The data analysis process has been constantly revolutionized by technologies, including, but not limited to, machine learning. We see cloud-based software tools and data hosting making e-discovery solutions more customizable. We also foresee that big data products will bring in dramatic improvements in the handling of large volumes of data, and more importantly, data of different schema.
Due to the advancements of IoT (Internet of Things), new types of discoverable data will emerge, which will require quick adoption for current data analysis processes. Hence, AI will be more tightly coupled with data analysis processes. Simple subtasks in data analysis processes will be replaced by AI, while more complicated subtasks will be assisted by AI.
What is the one misconception you think people have about AI and machine learning?
A major misconception of AI and machine learning in many industries, including legal, is that it will replace all human involvement. While there are functions of AI that are very well-suited to replacing many of the more defined tasks, legal practice requires advanced cognitive abilities and problem-solving skills in environments of legal and factual uncertainty.
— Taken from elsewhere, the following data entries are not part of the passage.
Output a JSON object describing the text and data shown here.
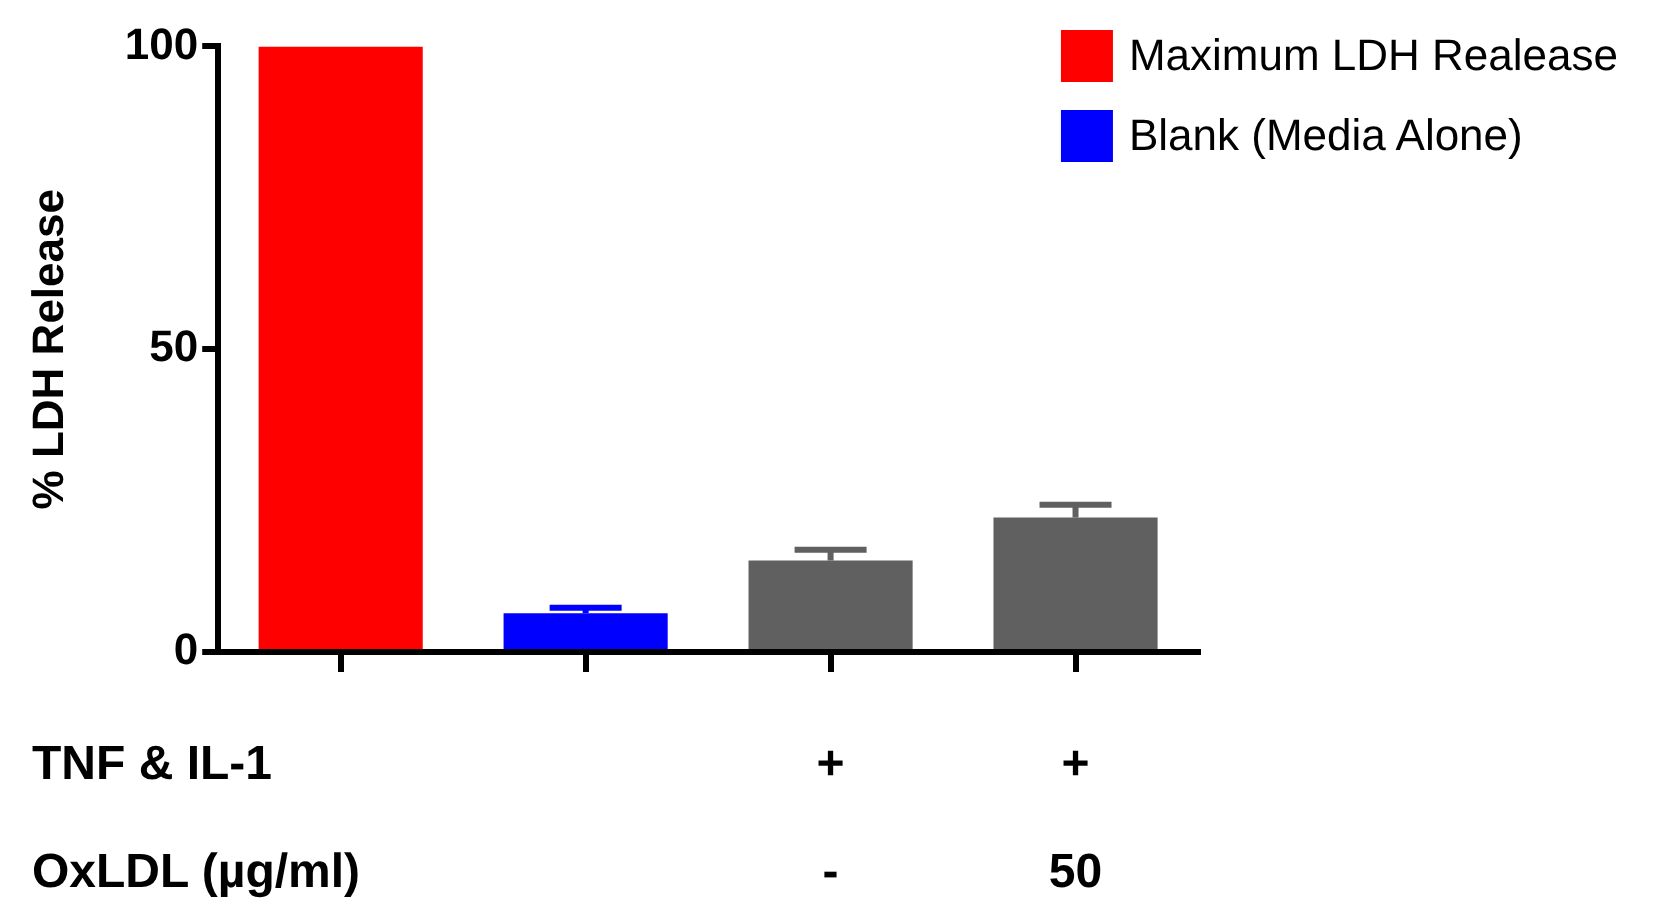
{
  "chart_data": {
    "type": "bar",
    "ylabel": "% LDH Release",
    "categories": [
      null,
      null,
      "+\n-",
      "+\n50"
    ],
    "series": [
      {
        "name": "Maximum LDH Realease",
        "color": "#ff0000",
        "values": [
          100,
          null,
          null,
          null
        ]
      },
      {
        "name": "Blank (Media Alone)",
        "color": "#0000ff",
        "values": [
          null,
          6.4,
          null,
          null
        ],
        "errors": [
          null,
          [
            6.4,
            7.3
          ],
          null,
          null
        ]
      },
      {
        "color": "#606060",
        "values": [
          null,
          null,
          15.1,
          22.2
        ],
        "errors": [
          null,
          null,
          [
            15.1,
            16.9
          ],
          [
            22.2,
            24.3
          ]
        ]
      }
    ],
    "annotations": [
      "TNF & IL-1",
      "OxLDL (µg/ml)"
    ],
    "ylim": [
      0,
      100
    ],
    "yticks": [
      0,
      50,
      100
    ],
    "grid": false,
    "legend": "top right"
  }
}
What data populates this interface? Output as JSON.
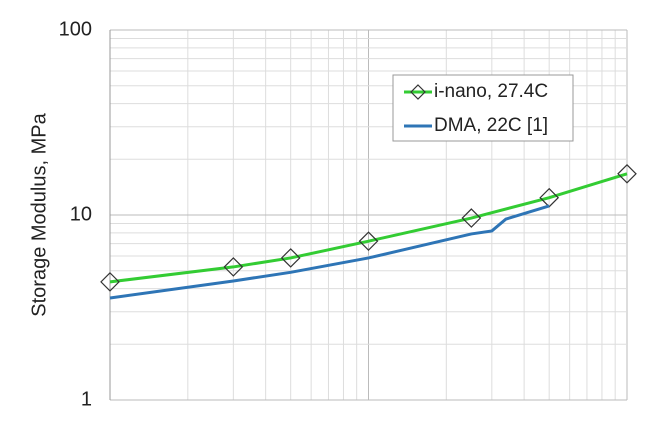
{
  "chart_data": {
    "type": "line",
    "y_label": "Storage Modulus, MPa",
    "x_scale": "log",
    "y_scale": "log",
    "xlim": [
      0.1,
      10
    ],
    "ylim": [
      1,
      100
    ],
    "yticks": [
      1,
      10,
      100
    ],
    "grid": true,
    "series": [
      {
        "name": "i-nano, 27.4C",
        "color": "#33cc33",
        "marker": "diamond",
        "x": [
          0.1,
          0.3,
          0.5,
          1,
          2.5,
          5,
          10
        ],
        "values": [
          4.35,
          5.24,
          5.86,
          7.22,
          9.63,
          12.4,
          16.7
        ]
      },
      {
        "name": "DMA, 22C [1]",
        "color": "#2e75b6",
        "x": [
          0.1,
          0.3,
          0.5,
          1,
          2.5,
          3,
          3.4,
          5
        ],
        "values": [
          3.56,
          4.4,
          4.9,
          5.86,
          7.9,
          8.2,
          9.5,
          11.2
        ]
      }
    ]
  }
}
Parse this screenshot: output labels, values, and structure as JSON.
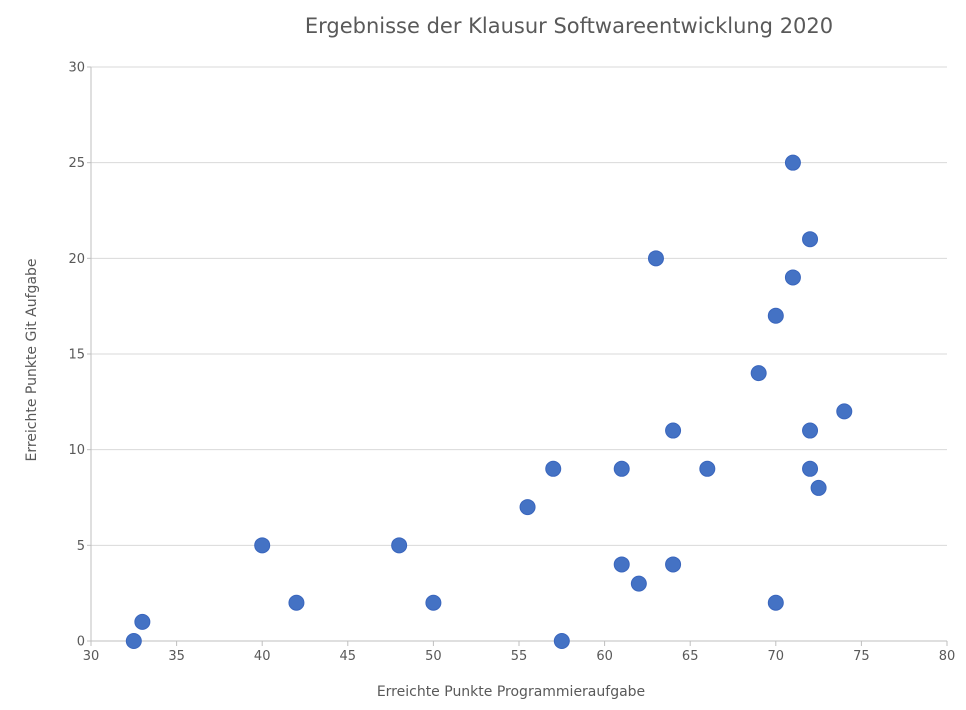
{
  "chart_data": {
    "type": "scatter",
    "title": "Ergebnisse der Klausur Softwareentwicklung 2020",
    "xlabel": "Erreichte Punkte Programmieraufgabe",
    "ylabel": "Erreichte Punkte Git Aufgabe",
    "xlim": [
      30,
      80
    ],
    "ylim": [
      0,
      30
    ],
    "xticks": [
      30,
      35,
      40,
      45,
      50,
      55,
      60,
      65,
      70,
      75,
      80
    ],
    "yticks": [
      0,
      5,
      10,
      15,
      20,
      25,
      30
    ],
    "grid": "horizontal",
    "legend": "none",
    "marker_color": "#4472c4",
    "series": [
      {
        "points": [
          {
            "x": 32.5,
            "y": 0
          },
          {
            "x": 33,
            "y": 1
          },
          {
            "x": 40,
            "y": 5
          },
          {
            "x": 42,
            "y": 2
          },
          {
            "x": 48,
            "y": 5
          },
          {
            "x": 50,
            "y": 2
          },
          {
            "x": 55.5,
            "y": 7
          },
          {
            "x": 57,
            "y": 9
          },
          {
            "x": 57.5,
            "y": 0
          },
          {
            "x": 61,
            "y": 9
          },
          {
            "x": 61,
            "y": 4
          },
          {
            "x": 62,
            "y": 3
          },
          {
            "x": 63,
            "y": 20
          },
          {
            "x": 64,
            "y": 11
          },
          {
            "x": 64,
            "y": 4
          },
          {
            "x": 66,
            "y": 9
          },
          {
            "x": 69,
            "y": 14
          },
          {
            "x": 70,
            "y": 17
          },
          {
            "x": 70,
            "y": 2
          },
          {
            "x": 71,
            "y": 25
          },
          {
            "x": 71,
            "y": 19
          },
          {
            "x": 72,
            "y": 21
          },
          {
            "x": 72,
            "y": 11
          },
          {
            "x": 72,
            "y": 9
          },
          {
            "x": 72.5,
            "y": 8
          },
          {
            "x": 74,
            "y": 12
          }
        ]
      }
    ]
  }
}
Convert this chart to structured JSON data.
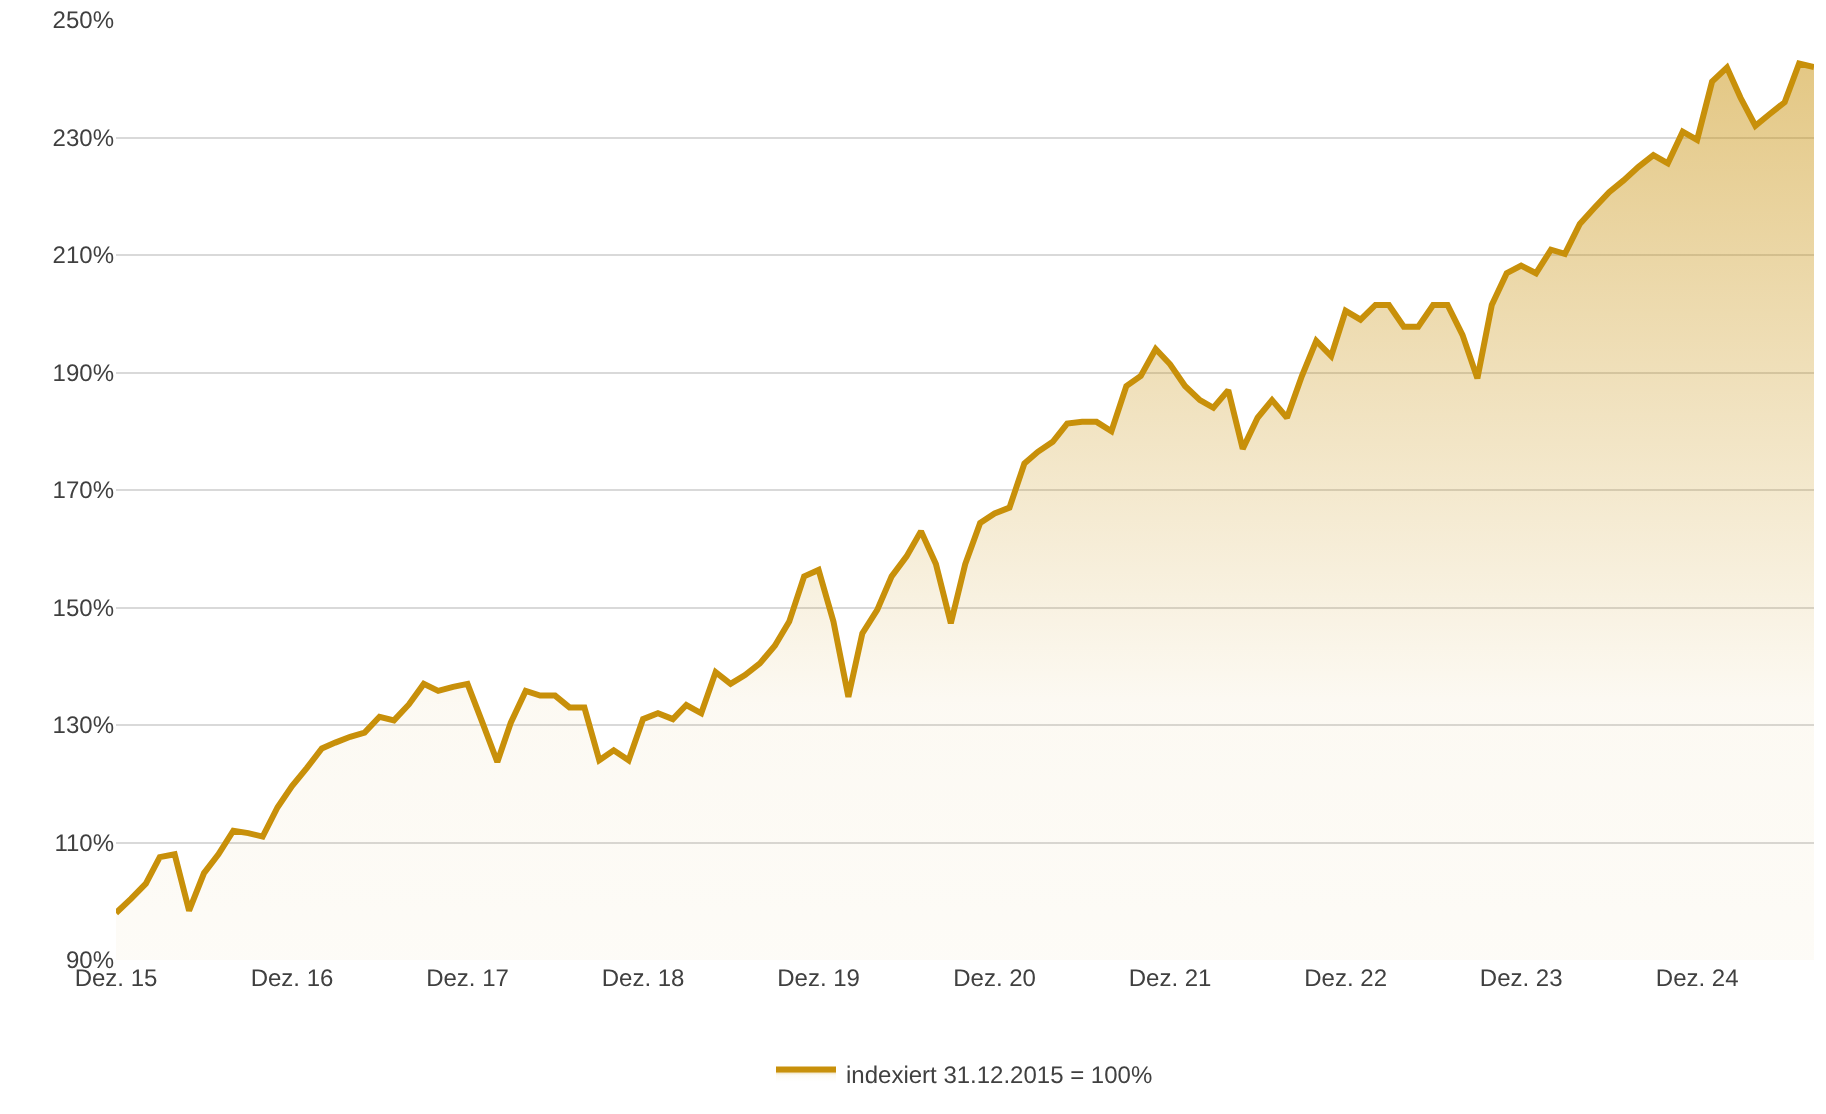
{
  "chart_data": {
    "type": "area",
    "legend": "bottom",
    "grid": "y",
    "marker": "none",
    "line_style": "solid",
    "xlim": [
      "2015-12",
      "2025-08"
    ],
    "xticks": [
      {
        "value": "2015-12",
        "label": "Dez. 15"
      },
      {
        "value": "2016-12",
        "label": "Dez. 16"
      },
      {
        "value": "2017-12",
        "label": "Dez. 17"
      },
      {
        "value": "2018-12",
        "label": "Dez. 18"
      },
      {
        "value": "2019-12",
        "label": "Dez. 19"
      },
      {
        "value": "2020-12",
        "label": "Dez. 20"
      },
      {
        "value": "2021-12",
        "label": "Dez. 21"
      },
      {
        "value": "2022-12",
        "label": "Dez. 22"
      },
      {
        "value": "2023-12",
        "label": "Dez. 23"
      },
      {
        "value": "2024-12",
        "label": "Dez. 24"
      }
    ],
    "ylim": [
      90,
      250
    ],
    "yticks": [
      {
        "value": 90,
        "label": "90%"
      },
      {
        "value": 110,
        "label": "110%"
      },
      {
        "value": 130,
        "label": "130%"
      },
      {
        "value": 150,
        "label": "150%"
      },
      {
        "value": 170,
        "label": "170%"
      },
      {
        "value": 190,
        "label": "190%"
      },
      {
        "value": 210,
        "label": "210%"
      },
      {
        "value": 230,
        "label": "230%"
      },
      {
        "value": 250,
        "label": "250%"
      }
    ],
    "x": [
      "2015-12",
      "2016-01",
      "2016-02",
      "2016-03",
      "2016-04",
      "2016-05",
      "2016-06",
      "2016-07",
      "2016-08",
      "2016-09",
      "2016-10",
      "2016-11",
      "2016-12",
      "2017-01",
      "2017-02",
      "2017-03",
      "2017-04",
      "2017-05",
      "2017-06",
      "2017-07",
      "2017-08",
      "2017-09",
      "2017-10",
      "2017-11",
      "2017-12",
      "2018-01",
      "2018-02",
      "2018-03",
      "2018-04",
      "2018-05",
      "2018-06",
      "2018-07",
      "2018-08",
      "2018-09",
      "2018-10",
      "2018-11",
      "2018-12",
      "2019-01",
      "2019-02",
      "2019-03",
      "2019-04",
      "2019-05",
      "2019-06",
      "2019-07",
      "2019-08",
      "2019-09",
      "2019-10",
      "2019-11",
      "2019-12",
      "2020-01",
      "2020-02",
      "2020-03",
      "2020-04",
      "2020-05",
      "2020-06",
      "2020-07",
      "2020-08",
      "2020-09",
      "2020-10",
      "2020-11",
      "2020-12",
      "2021-01",
      "2021-02",
      "2021-03",
      "2021-04",
      "2021-05",
      "2021-06",
      "2021-07",
      "2021-08",
      "2021-09",
      "2021-10",
      "2021-11",
      "2021-12",
      "2022-01",
      "2022-02",
      "2022-03",
      "2022-04",
      "2022-05",
      "2022-06",
      "2022-07",
      "2022-08",
      "2022-09",
      "2022-10",
      "2022-11",
      "2022-12",
      "2023-01",
      "2023-02",
      "2023-03",
      "2023-04",
      "2023-05",
      "2023-06",
      "2023-07",
      "2023-08",
      "2023-09",
      "2023-10",
      "2023-11",
      "2023-12",
      "2024-01",
      "2024-02",
      "2024-03",
      "2024-04",
      "2024-05",
      "2024-06",
      "2024-07",
      "2024-08",
      "2024-09",
      "2024-10",
      "2024-11",
      "2024-12",
      "2025-01",
      "2025-02",
      "2025-03",
      "2025-04",
      "2025-05",
      "2025-06",
      "2025-07",
      "2025-08"
    ],
    "series": [
      {
        "name": "indexiert 31.12.2015 = 100%",
        "color": "#c8900a",
        "values": [
          98,
          100.4,
          103,
          107.5,
          108,
          98.4,
          104.8,
          108,
          112,
          111.6,
          111,
          116,
          119.6,
          122.7,
          126,
          127,
          128,
          128.7,
          131.4,
          130.8,
          133.5,
          137,
          135.8,
          136.5,
          137,
          130.4,
          123.7,
          130.4,
          135.8,
          135,
          135,
          133,
          133,
          124,
          125.7,
          124,
          131,
          132,
          131,
          133.4,
          132,
          139,
          137,
          138.5,
          140.5,
          143.5,
          147.6,
          155.3,
          156.4,
          147.6,
          134.8,
          145.6,
          149.6,
          155.3,
          158.7,
          163,
          157.4,
          147.3,
          157.4,
          164.4,
          166,
          167,
          174.5,
          176.5,
          178.2,
          181.3,
          181.6,
          181.6,
          180,
          187.7,
          189.4,
          194,
          191.4,
          187.7,
          185.3,
          184,
          187,
          177,
          182.3,
          185.3,
          182.3,
          189.4,
          195.4,
          192.8,
          200.5,
          199,
          201.5,
          201.5,
          197.8,
          197.8,
          201.5,
          201.5,
          196.4,
          189,
          201.5,
          206.9,
          208.2,
          206.9,
          210.9,
          210.2,
          215.3,
          218,
          220.7,
          222.7,
          225,
          227,
          225.6,
          231,
          229.6,
          239.5,
          241.9,
          236.8,
          232,
          234,
          236,
          242.6,
          242
        ]
      }
    ]
  }
}
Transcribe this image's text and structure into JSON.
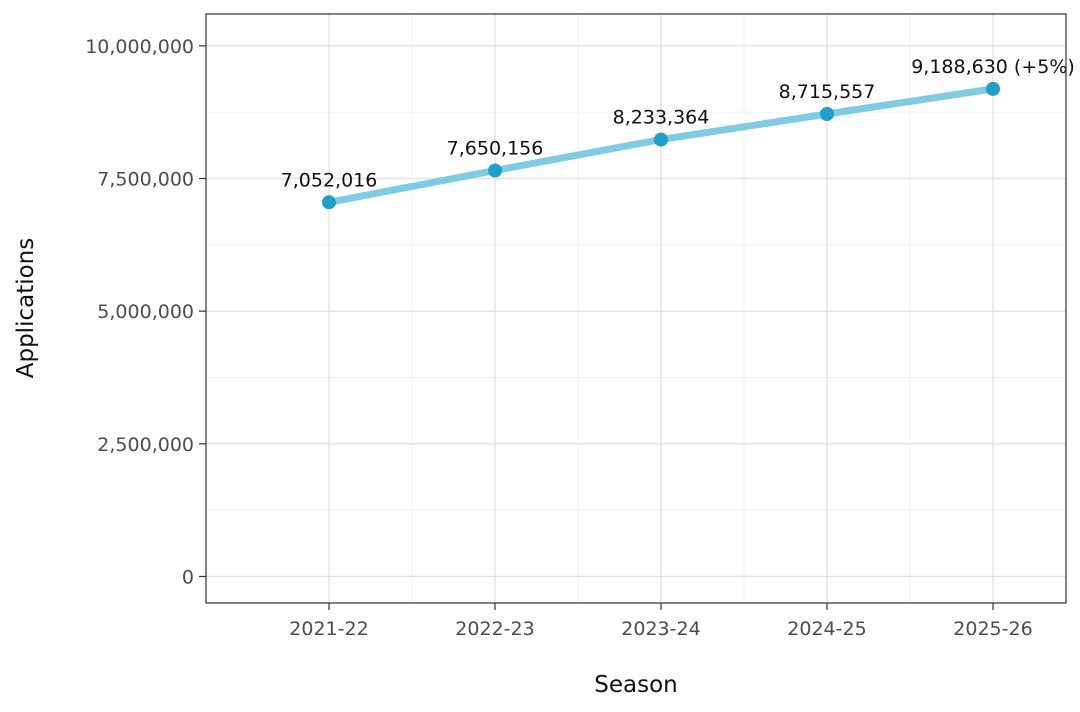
{
  "chart_data": {
    "type": "line",
    "categories": [
      "2021-22",
      "2022-23",
      "2023-24",
      "2024-25",
      "2025-26"
    ],
    "series": [
      {
        "values": [
          7052016,
          7650156,
          8233364,
          8715557,
          9188630
        ],
        "color": "#7ecbe3",
        "point_color": "#1f9fca"
      }
    ],
    "data_labels": [
      "7,052,016",
      "7,650,156",
      "8,233,364",
      "8,715,557",
      "9,188,630 (+5%)"
    ],
    "xlabel": "Season",
    "ylabel": "Applications",
    "y_ticks": [
      0,
      2500000,
      5000000,
      7500000,
      10000000
    ],
    "y_tick_labels": [
      "0",
      "2,500,000",
      "5,000,000",
      "7,500,000",
      "10,000,000"
    ],
    "ylim": [
      -500000,
      10600000
    ],
    "grid": true,
    "legend": "none"
  }
}
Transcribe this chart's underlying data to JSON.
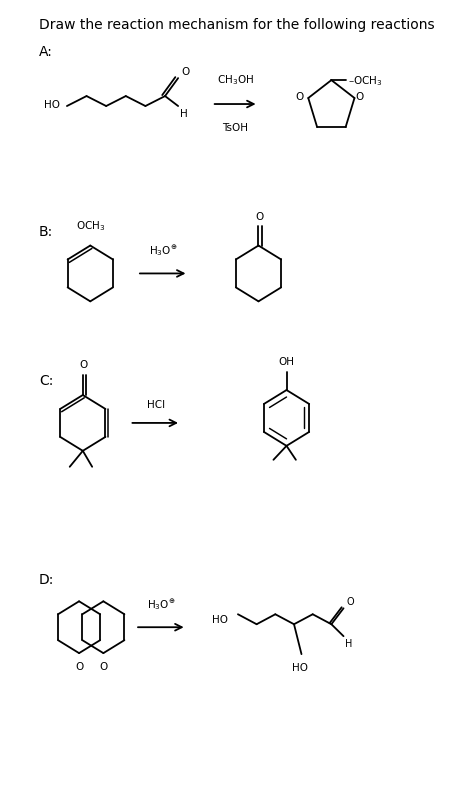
{
  "title": "Draw the reaction mechanism for the following reactions",
  "title_fontsize": 10,
  "title_fontweight": "normal",
  "background_color": "#ffffff",
  "text_color": "#000000",
  "sections": [
    "A:",
    "B:",
    "C:",
    "D:"
  ],
  "fs_chem": 7.5,
  "lw": 1.3,
  "fig_w": 4.74,
  "fig_h": 8.04,
  "dpi": 100
}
By combining the power of natural language processing, machine learning, and big data technology, we can progress from automating e-discovery tasks, to building predictive models for legal practice, to eventually developing better AI solutions for the legal industry. However, the need will still remain for highly-informed lawyers who can understand and interpret the issues of each case to take full advantage of the systems. The hope is to further empower these attorneys to concentrate on important issues and allow the AI systems to execute the often labor-intensive tasks that support them.
What drove you to become a data scientist?
The academic world is often more focused on theoretical research; however, applied research is more near and dear to my heart. My PhD dissertation was motivated by the knowledge management needs of rapidly transferring streaming data into knowledge and action.
As a data scientist, I can leverage a combination of machine learning toolkits, big data platforms, statistical software, and other programming languages to solve business problems and generate revenue for companies. In addition, my academic and professional training in both machine learning theory and software engineering enables me to build end-to-end solutions and tackle the most challenging problems in this area.
What was the most challenging or rewarding project over your career you ever worked on?
I previously worked on projects to build proactive sensing solutions for prestigious car manufacturers, where the solution aims to detect potential safety issues of cars by using machine learning, natural language processing, and statistics to analyze large volumes of warranty claims, call center data and government reports. The challenges of these projects were threefold: First, safety issues are rare events; second, data volume and complexity are both high and mostly unstructured or semi-structured; and third, the stakes are high if safety issues are not caught early enough. I look forward to extending my expertise and experience into new applications of equal or greater complexity.